Cutlass(VI,7) is a route I have been wanting to get on for a while but as always conditions and partners and work haven't lined up, yesterday though it all came together. James had a long day on Hadrians the day before and wasn't too fussed about getting a route in but was happy to hold my ropes for me so off we went. A nice leisurely start and we were at the foot of the Douglas Boulder for about lunch. James ran up the first pitch and put in the belay before the crux corner and I followed him up. The crux of this route is a 15-20m corner with a helpful crack in the back but is still sustained climbing even once the crux has been passed. Today though the crack was chocked full of ice and from the belay I was struggling to see any gear. So after a bit of a talk to myself I launched up the crux pull to get established in the corner. As I had thought from the belay gear was at a minimum. In total I only managed to get in six pieces of gear and three of those were in the first five metres. It was a full on winter day with spindrift pouring down the corner and then being blown back up and smacking you in the face but one of those rewarding days where you feel you really earned it. James ticked off the third pitch and we abseiled into West gully which thankfully the wind had been blowing up so we could walk down safely.

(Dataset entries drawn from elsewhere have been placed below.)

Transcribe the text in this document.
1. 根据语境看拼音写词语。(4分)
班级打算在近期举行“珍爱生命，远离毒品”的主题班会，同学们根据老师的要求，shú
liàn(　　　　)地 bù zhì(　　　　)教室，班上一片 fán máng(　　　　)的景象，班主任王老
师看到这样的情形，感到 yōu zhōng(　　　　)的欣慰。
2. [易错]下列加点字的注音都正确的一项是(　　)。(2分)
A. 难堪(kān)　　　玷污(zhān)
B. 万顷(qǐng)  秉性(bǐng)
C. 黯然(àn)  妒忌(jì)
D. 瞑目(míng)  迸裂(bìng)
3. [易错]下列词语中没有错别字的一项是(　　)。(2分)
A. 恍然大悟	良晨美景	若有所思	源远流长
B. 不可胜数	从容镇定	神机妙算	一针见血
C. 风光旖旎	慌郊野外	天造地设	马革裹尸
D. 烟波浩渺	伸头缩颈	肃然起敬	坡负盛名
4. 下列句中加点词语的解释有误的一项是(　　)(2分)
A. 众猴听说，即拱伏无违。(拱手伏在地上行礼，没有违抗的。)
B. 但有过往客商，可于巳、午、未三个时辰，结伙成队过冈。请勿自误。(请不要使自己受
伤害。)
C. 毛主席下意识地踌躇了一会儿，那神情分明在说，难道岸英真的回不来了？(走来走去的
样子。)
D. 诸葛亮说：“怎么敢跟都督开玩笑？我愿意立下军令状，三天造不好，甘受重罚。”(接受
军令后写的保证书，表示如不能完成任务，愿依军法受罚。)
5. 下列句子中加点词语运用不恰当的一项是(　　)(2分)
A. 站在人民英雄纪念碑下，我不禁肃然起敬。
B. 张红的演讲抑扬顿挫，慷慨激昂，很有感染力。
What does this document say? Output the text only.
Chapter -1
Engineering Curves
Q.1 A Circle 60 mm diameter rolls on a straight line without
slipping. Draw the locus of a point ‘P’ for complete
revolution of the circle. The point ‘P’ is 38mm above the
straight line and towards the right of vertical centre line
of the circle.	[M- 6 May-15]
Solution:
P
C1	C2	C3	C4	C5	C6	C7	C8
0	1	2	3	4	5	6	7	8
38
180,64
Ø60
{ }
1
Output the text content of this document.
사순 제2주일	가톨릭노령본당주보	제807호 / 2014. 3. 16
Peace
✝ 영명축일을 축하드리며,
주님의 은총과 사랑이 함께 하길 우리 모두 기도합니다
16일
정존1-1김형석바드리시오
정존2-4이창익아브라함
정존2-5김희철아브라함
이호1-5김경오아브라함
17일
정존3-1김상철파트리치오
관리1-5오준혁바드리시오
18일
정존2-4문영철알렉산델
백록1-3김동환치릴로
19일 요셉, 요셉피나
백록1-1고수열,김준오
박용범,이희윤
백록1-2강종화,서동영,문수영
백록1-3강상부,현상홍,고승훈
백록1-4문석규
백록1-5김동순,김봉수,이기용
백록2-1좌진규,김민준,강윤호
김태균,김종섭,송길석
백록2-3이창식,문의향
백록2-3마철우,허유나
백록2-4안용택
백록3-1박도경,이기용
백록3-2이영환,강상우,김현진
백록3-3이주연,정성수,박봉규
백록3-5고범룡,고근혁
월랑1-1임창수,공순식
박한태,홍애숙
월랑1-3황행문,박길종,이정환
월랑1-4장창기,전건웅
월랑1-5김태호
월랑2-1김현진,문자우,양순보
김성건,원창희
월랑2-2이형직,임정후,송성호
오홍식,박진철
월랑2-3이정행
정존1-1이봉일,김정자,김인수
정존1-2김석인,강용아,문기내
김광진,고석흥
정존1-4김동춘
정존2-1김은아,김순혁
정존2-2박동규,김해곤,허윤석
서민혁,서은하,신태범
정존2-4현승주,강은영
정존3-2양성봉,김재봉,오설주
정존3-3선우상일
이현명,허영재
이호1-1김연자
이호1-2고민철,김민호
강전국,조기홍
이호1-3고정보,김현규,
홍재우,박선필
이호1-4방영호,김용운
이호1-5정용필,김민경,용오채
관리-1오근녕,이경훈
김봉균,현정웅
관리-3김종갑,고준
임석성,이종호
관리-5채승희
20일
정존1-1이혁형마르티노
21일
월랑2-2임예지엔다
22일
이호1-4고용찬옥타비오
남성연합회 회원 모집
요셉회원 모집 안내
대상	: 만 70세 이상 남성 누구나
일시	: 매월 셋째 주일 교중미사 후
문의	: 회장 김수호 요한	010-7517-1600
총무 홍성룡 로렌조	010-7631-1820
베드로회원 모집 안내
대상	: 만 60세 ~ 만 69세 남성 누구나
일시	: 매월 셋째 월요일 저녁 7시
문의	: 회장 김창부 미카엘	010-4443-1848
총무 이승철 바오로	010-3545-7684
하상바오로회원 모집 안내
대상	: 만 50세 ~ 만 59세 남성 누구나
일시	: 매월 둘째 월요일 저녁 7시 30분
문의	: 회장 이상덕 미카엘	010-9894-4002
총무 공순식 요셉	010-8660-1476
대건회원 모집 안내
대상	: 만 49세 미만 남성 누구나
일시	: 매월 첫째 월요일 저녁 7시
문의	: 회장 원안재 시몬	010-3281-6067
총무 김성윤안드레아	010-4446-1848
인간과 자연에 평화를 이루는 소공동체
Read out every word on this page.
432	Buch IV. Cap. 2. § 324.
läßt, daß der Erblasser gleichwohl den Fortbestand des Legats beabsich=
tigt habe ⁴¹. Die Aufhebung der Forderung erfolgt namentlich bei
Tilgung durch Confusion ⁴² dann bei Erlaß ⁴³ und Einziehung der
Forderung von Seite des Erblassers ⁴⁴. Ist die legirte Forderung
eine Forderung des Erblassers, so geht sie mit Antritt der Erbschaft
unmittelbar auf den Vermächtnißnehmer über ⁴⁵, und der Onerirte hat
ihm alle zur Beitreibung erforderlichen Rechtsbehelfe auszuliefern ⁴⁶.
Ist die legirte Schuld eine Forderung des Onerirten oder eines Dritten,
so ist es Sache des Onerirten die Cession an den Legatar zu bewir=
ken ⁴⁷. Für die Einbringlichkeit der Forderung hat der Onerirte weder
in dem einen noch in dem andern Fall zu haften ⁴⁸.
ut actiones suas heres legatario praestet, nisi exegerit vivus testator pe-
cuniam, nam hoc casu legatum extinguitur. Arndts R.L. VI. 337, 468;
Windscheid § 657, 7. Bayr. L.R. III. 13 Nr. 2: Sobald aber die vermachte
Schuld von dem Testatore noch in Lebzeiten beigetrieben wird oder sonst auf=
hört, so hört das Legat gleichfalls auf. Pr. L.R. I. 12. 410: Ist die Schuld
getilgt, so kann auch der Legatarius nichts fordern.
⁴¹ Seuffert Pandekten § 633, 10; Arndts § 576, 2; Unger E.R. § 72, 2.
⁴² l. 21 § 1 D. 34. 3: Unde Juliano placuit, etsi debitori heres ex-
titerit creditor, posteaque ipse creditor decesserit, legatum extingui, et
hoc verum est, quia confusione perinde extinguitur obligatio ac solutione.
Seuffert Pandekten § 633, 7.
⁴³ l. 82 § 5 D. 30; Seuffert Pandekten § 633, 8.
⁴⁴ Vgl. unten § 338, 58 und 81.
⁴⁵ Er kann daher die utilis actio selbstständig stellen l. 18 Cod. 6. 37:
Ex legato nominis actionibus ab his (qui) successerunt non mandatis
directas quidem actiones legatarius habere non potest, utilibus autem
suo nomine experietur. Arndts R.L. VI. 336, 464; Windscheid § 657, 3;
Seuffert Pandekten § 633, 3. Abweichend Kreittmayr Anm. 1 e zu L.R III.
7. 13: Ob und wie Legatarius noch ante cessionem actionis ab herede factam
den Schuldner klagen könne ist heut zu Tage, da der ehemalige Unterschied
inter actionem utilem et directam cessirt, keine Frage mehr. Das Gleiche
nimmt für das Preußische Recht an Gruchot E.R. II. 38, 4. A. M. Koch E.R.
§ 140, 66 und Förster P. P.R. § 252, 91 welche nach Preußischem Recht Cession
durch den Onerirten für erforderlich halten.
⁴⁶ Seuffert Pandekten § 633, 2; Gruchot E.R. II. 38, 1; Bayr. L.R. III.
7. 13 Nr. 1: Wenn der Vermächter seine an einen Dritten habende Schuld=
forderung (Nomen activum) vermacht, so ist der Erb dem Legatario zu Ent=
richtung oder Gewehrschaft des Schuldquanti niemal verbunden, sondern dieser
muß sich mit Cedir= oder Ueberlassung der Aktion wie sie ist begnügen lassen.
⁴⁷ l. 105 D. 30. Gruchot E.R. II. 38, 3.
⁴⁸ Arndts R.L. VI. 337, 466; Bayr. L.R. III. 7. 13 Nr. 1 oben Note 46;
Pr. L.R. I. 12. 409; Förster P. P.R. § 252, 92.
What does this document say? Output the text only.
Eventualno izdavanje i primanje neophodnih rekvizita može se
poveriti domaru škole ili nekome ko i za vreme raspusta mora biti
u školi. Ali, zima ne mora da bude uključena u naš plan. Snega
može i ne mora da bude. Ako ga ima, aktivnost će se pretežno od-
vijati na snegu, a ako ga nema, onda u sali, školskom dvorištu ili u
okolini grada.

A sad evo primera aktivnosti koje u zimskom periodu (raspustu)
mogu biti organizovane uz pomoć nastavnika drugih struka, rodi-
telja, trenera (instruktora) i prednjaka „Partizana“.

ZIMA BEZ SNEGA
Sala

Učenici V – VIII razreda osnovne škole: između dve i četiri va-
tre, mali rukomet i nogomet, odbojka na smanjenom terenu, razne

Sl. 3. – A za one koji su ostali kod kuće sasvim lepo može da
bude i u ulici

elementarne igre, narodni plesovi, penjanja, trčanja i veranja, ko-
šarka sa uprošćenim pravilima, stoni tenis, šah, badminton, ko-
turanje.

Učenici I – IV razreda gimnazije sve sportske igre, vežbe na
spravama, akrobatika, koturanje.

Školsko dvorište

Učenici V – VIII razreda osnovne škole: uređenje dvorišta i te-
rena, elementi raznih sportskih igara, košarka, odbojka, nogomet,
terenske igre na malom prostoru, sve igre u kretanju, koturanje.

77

Me nearing the top of the corner on pitch 2.
James making the last couple of steep moves.
There were about two hours of snowfall yesterday which fell on some strong winds. Wind slab was building underneath Vanishing gully which saw three teams battle against the spindrift coming down. There were no signs of anyone having been into Coire na Ciste but their tracks might have just been blown in. Other teams were out on Hadrians wall direct, Tower scoop, Astral Highway and Compression cracks but a quiet day on the mountain. Creag coire na Ciste and Number three gully buttress looked white as did the Combe but getting to them I think is still a problem.
Looking into the Observatory gully area and the Orion face.